経営層を説得するためのプレゼンテーションのポイント
計画策定だけでなく、それを経営層に効果的に伝えることも重要です。
- 企業のパーパスとの連動性を強調: なぜこの事業が、自社が社会に存在する意義(パーパス)に繋がるのかを熱く語る。
- 「儲かる社会課題解決」としての位置づけ: 財務的リターンと非財務的リターン(ブランド価値向上、リスク低減、従業員エンゲージメント向上など)の両面から、企業価値向上への貢献を具体的に示す。CSVの概念を明確に伝える。
- データと事例で補強: 社会課題の深刻さ、市場の可能性、競合他社の動向、先行事例などをデータや具体的な事例を用いて説明し、計画の妥当性を示す。
- リスク管理体制の提示: リスクを認識していないと見なされないよう、想定されるリスクとその対策を具体的に提示し、計画の信頼性を高める。

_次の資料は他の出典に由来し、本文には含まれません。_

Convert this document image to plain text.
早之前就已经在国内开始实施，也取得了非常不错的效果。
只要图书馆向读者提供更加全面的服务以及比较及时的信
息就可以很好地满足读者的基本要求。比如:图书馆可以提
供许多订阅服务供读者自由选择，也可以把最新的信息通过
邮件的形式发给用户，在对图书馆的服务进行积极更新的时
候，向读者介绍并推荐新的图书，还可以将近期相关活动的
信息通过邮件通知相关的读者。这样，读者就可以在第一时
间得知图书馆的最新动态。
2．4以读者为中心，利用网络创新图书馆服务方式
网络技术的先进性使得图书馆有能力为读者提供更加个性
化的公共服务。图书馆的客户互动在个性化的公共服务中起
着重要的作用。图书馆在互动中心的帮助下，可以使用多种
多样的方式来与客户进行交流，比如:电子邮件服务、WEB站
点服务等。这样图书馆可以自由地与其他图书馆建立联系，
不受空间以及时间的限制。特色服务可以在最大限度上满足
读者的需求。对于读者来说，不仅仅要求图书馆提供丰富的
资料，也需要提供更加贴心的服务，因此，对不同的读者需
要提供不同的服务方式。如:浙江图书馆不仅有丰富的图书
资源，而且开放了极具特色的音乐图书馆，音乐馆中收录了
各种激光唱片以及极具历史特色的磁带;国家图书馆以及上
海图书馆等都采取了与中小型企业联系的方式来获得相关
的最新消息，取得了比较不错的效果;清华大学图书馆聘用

- シンプルかつ明確なストーリー: 複雑な内容を、経営層が短時間で理解できるよう、シンプルで説得力のあるストーリー構成で伝える。専門用語を避け、分かりやすい言葉で説明する。
- 質疑応答への備え: 経営層から想定される質問(例:収益性は?、いつまでに軌道に乗る?、成功確率は?、失敗した場合の影響は?)を事前に想定し、回答を用意しておく。
計画策定から承認獲得までの社内調整
経営層へのプレゼンテーションに先立ち、関係部署(経営企画、財務、法務、広報、CSRなど)との事前の情報共有や調整を行うことも重要です。各部署の視点を取り入れることで計画の精度が向上し、社内からの協力を得やすくなります。特に、財務部門とは収益・コスト構造について、法務・コンプライアンス部門とは法規制・倫理的リスクについて、CSR・広報部門とは社会インパクトやコミュニケーション戦略について、綿密にすり合わせを行うことが望ましいでしょう。
結論:経営層の視点を理解し、戦略的な計画策定を
社会課題解決ビジネスの経営層承認は、単にアイデアが良い、社会貢献になる、というだけでは難しいのが現実です。経営層が企業の将来に対して負う責任を理解し、その視点から事業の戦略的な意義、経済的・社会的な持続可能性、そしてリスク管理体制を明確に示す計画を策定することが成功の鍵となります。
経営層が納得する計画とは、社会課題解決という高い志を持ちつつも、企業戦略との整合性、経済的合理性、そして具体的な実行可能性をバランス良く盛り込み、企業の持続的成長に貢献する投資として位置づけられたものです。本稿で述べたポイントが、皆様の社会課題解決ビジネス推進の一助となれば幸いです。